マクガフィン

ブラック・クランズマンのマクガフィンのレビュー・感想・評価

ブラック・クランズマン(2018年製作の映画)
2.9
重くなりそうな人種差別がテーマだが、黒人刑事が囮捜査のため電話で白人になりすますことをメタ的にし、アイロニカルとシニカルの絶妙な狭間にコミカルを含んで、社会性とエンタメ性をミックスさせたことに感心する。

しかし、主人公の警察になるまでの経緯や、警察になった後の動機や道理が曖昧なので、饒舌キャラ以外のマイノリティとしての情念が浅薄なことが問題に。

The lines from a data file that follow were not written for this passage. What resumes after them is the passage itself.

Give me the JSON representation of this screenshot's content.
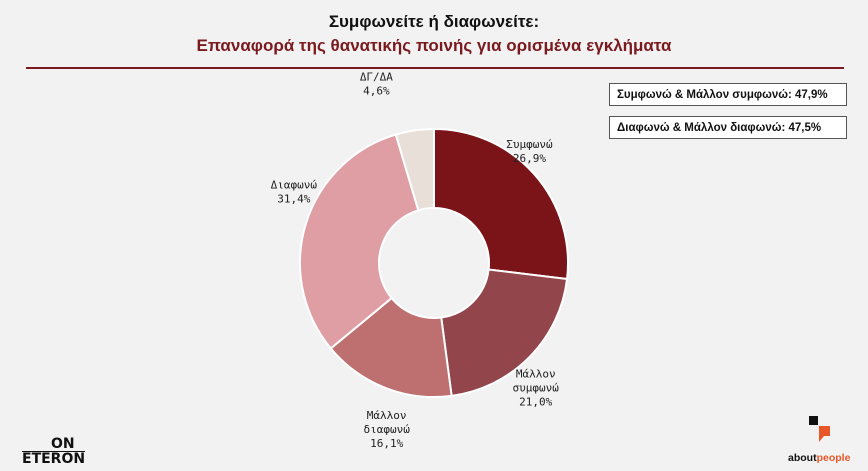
{
  "header": {
    "title": "Συμφωνείτε ή διαφωνείτε:",
    "subtitle": "Επαναφορά της θανατικής ποινής για ορισμένα εγκλήματα"
  },
  "summary": {
    "agree_total": "Συμφωνώ & Μάλλον συμφωνώ: 47,9%",
    "disagree_total": "Διαφωνώ & Μάλλον διαφωνώ: 47,5%"
  },
  "chart_data": {
    "type": "pie",
    "donut": true,
    "categories": [
      "Συμφωνώ",
      "Μάλλον συμφωνώ",
      "Μάλλον διαφωνώ",
      "Διαφωνώ",
      "ΔΓ/ΔΑ"
    ],
    "values": [
      26.9,
      21.0,
      16.1,
      31.4,
      4.6
    ],
    "value_labels": [
      "26,9%",
      "21,0%",
      "16,1%",
      "31,4%",
      "4,6%"
    ],
    "colors": [
      "#7a1418",
      "#92454a",
      "#bd706f",
      "#df9ea4",
      "#e8e0d8"
    ],
    "title": "Συμφωνείτε ή διαφωνείτε:",
    "subtitle": "Επαναφορά της θανατικής ποινής για ορισμένα εγκλήματα"
  },
  "logos": {
    "left_top": "ON",
    "left_bottom": "ETERON",
    "right_bold": "about",
    "right_accent": "people"
  }
}
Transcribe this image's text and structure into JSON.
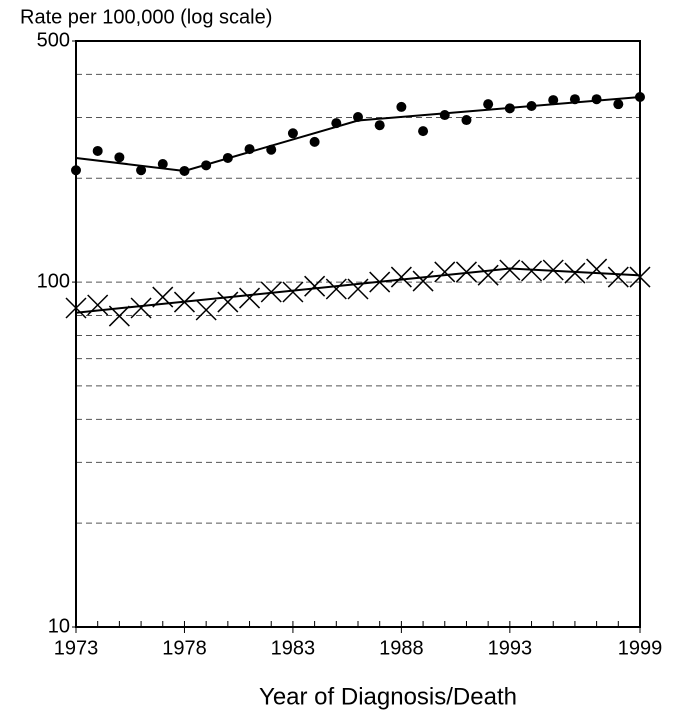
{
  "chart_data": {
    "type": "scatter",
    "y_axis_title": "Rate per 100,000 (log scale)",
    "x_axis_title": "Year of Diagnosis/Death",
    "log_y": true,
    "xlim": [
      1973,
      1999
    ],
    "xticks": [
      1973,
      1978,
      1983,
      1988,
      1993,
      1999
    ],
    "ylim": [
      10,
      500
    ],
    "yticks": [
      10,
      100,
      500
    ],
    "grid_values": [
      20,
      30,
      40,
      50,
      60,
      70,
      80,
      100,
      200,
      300,
      400
    ],
    "x": [
      1973,
      1974,
      1975,
      1976,
      1977,
      1978,
      1979,
      1980,
      1981,
      1982,
      1983,
      1984,
      1985,
      1986,
      1987,
      1988,
      1989,
      1990,
      1991,
      1992,
      1993,
      1994,
      1995,
      1996,
      1997,
      1998,
      1999
    ],
    "series": [
      {
        "marker": "circle",
        "color": "#000000",
        "values": [
          211,
          240,
          230,
          211,
          220,
          210,
          218,
          229,
          243,
          242,
          270,
          255,
          289,
          301,
          285,
          322,
          274,
          305,
          295,
          328,
          319,
          324,
          337,
          339,
          339,
          328,
          344
        ],
        "fit": {
          "x": [
            1973,
            1978,
            1986,
            1999
          ],
          "values": [
            229,
            210,
            294,
            344
          ]
        }
      },
      {
        "marker": "x",
        "color": "#000000",
        "values": [
          84.1,
          85.8,
          79.7,
          84.1,
          90.5,
          87.5,
          83,
          87.5,
          89.9,
          93.6,
          93.6,
          97.3,
          95.5,
          95.5,
          100,
          103.4,
          100.7,
          107,
          107,
          104.7,
          108.4,
          107.7,
          108.4,
          106.2,
          109.1,
          103.4,
          103.4
        ],
        "fit": {
          "x": [
            1973,
            1993,
            1999
          ],
          "values": [
            81.5,
            109.5,
            104.6
          ]
        }
      }
    ]
  }
}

アイデンティティもテーマとしているのに視覚化されていないことが残念。

また、訴えたいことは分かるが、ブラックスプロイテーション風味で、差別をする白人を大仰なマヌケに描くことや、演説や集会を対比的に描いても中立的な視点が無いことで、作品自体が不均衡にも。更に、アベコベに演じ続ける一貫性やサスペンスのスリルが足りなく、凸凹コンビの兼ね合いもイマイチに。

鑑賞前にスパイク・リー作品のアカデミー賞・作品賞ノミネートに驚いていたが、トランプ政権の人種差別問題の皮肉や風刺だけでなく、アメリカ・ファースト=白人至上主義で、黒人と同じくユダヤ系も差別していることがミソに。フリップのユダヤ人設定の脚色が無かったら、如何に。

娯楽テイストからの急転直下で見るものを突き落とし、色が消えて上下反転することでアメリカの現状を表す結末に驚かされる。しかし、135分の長尺は長いし、冗長もチラホラ。どうも、MSGの最前列で野次を飛ばす姿を見続けているからか、監督のエゴが詰まった故に感じるので、相性は良くない。